Lui si alzò, senza staccare gli occhi dal quel corpo ormai adulto, leggermente acerbo nei modi, ma non nella sostanza.
Lei sorrise, perle che si schiusero sotto gli occhi acuti e incorniciati dall’anarchia dei riccioli della sua chioma.
Il professore la abbracciò, avvicinando le sue labbra a quelle di Hermione.
Il Magonò entrò nella stanza rumorosamente.
“Finalmente l’ho trovata. I fratelli Carrow sono nuovamente scatenati, Preside Piton. La prego, faccia qualcosa.”
“Arrivo subito, Signor Gazza.”
Era di fronte al banco che era stato occupato da Miss Granger.
Sfiorò il legno, accarezzandolo con una gentilezza che la fece rabbrividire di piacere nel suo letto nella tenda persa nei boschi.
“Ti amo, anche se solo nei miei sogni. Sii felice come mai io sono stato.” Sussurrò. “Eri il mio ultimo desiderio. Ora rimangono solo i ricordi. Ama colui che hai accanto, amalo, amalo come mai ho potuto fare io con te. Promettimelo, e sii felice anche per me.”

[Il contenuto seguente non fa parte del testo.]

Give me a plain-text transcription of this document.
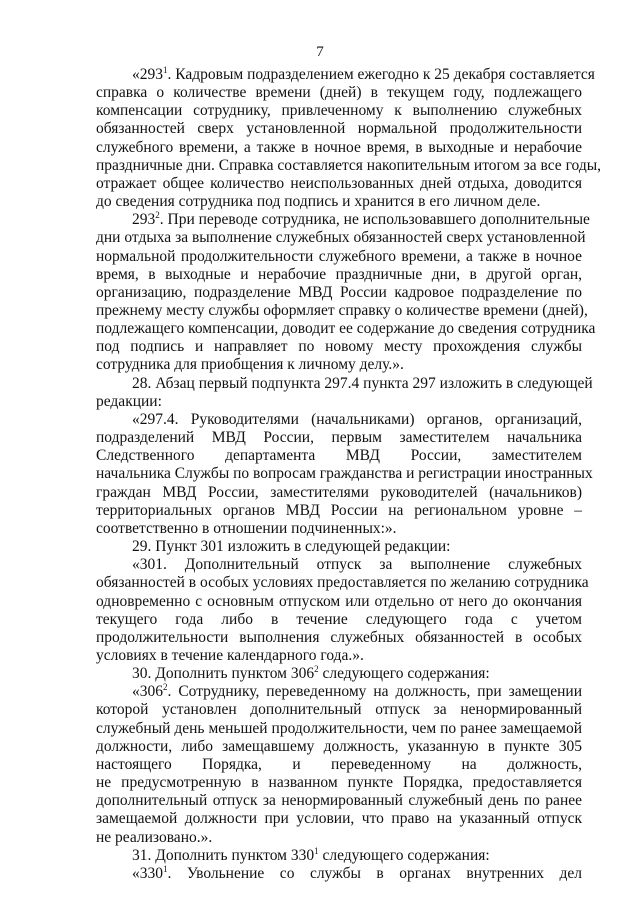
7
«$293^1$. Кадровым подразделением ежегодно к 25 декабря составляется
справка о количестве времени (дней) в текущем году, подлежащего
компенсации сотруднику, привлеченному к выполнению служебных
обязанностей сверх установленной нормальной продолжительности
служебного времени, а также в ночное время, в выходные и нерабочие
праздничные дни. Справка составляется накопительным итогом за все годы,
отражает общее количество неиспользованных дней отдыха, доводится
до сведения сотрудника под подпись и хранится в его личном деле.
$293^2$. При переводе сотрудника, не использовавшего дополнительные
дни отдыха за выполнение служебных обязанностей сверх установленной
нормальной продолжительности служебного времени, а также в ночное
время, в выходные и нерабочие праздничные дни, в другой орган,
организацию, подразделение МВД России кадровое подразделение по
прежнему месту службы оформляет справку о количестве времени (дней),
подлежащего компенсации, доводит ее содержание до сведения сотрудника
под подпись и направляет по новому месту прохождения службы
сотрудника для приобщения к личному делу.».
28. Абзац первый подпункта 297.4 пункта 297 изложить в следующей
редакции:
«297.4. Руководителями (начальниками) органов, организаций,
подразделений МВД России, первым заместителем начальника
Следственного департамента МВД России, заместителем
начальника Службы по вопросам гражданства и регистрации иностранных
граждан МВД России, заместителями руководителей (начальников)
территориальных органов МВД России на региональном уровне –
соответственно в отношении подчиненных:».
29. Пункт 301 изложить в следующей редакции:
«301. Дополнительный отпуск за выполнение служебных
обязанностей в особых условиях предоставляется по желанию сотрудника
одновременно с основным отпуском или отдельно от него до окончания
текущего года либо в течение следующего года с учетом
продолжительности выполнения служебных обязанностей в особых
условиях в течение календарного года.».
30. Дополнить пунктом $306^2$ следующего содержания:
«$306^2$. Сотруднику, переведенному на должность, при замещении
которой установлен дополнительный отпуск за ненормированный
служебный день меньшей продолжительности, чем по ранее замещаемой
должности, либо замещавшему должность, указанную в пункте 305
настоящего Порядка, и переведенному на должность,
не предусмотренную в названном пункте Порядка, предоставляется
дополнительный отпуск за ненормированный служебный день по ранее
замещаемой должности при условии, что право на указанный отпуск
не реализовано.».
31. Дополнить пунктом $330^1$ следующего содержания:
«$330^1$. Увольнение со службы в органах внутренних дел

La porta si chiuse alle sue spalle mentre lei aprì gli occhi mormorando qualcosa di indistinto.
“Cosa succede?” Chiese Ron, la bocca impastata dal sonno.
“Un incubo?” chiese Harry, dalla parte opposta della tenda, intento al suo turno di guardia.
“Non lo so.”
“E allora perché piangi, Hermione?” borbottò Ron, mezzo addormentato, vicino a lei.
Lei lo osservò, si asciugò le lacrime e sorrise.
“Te lo prometto, amore mio…” pensò, chiudendo gli occhi.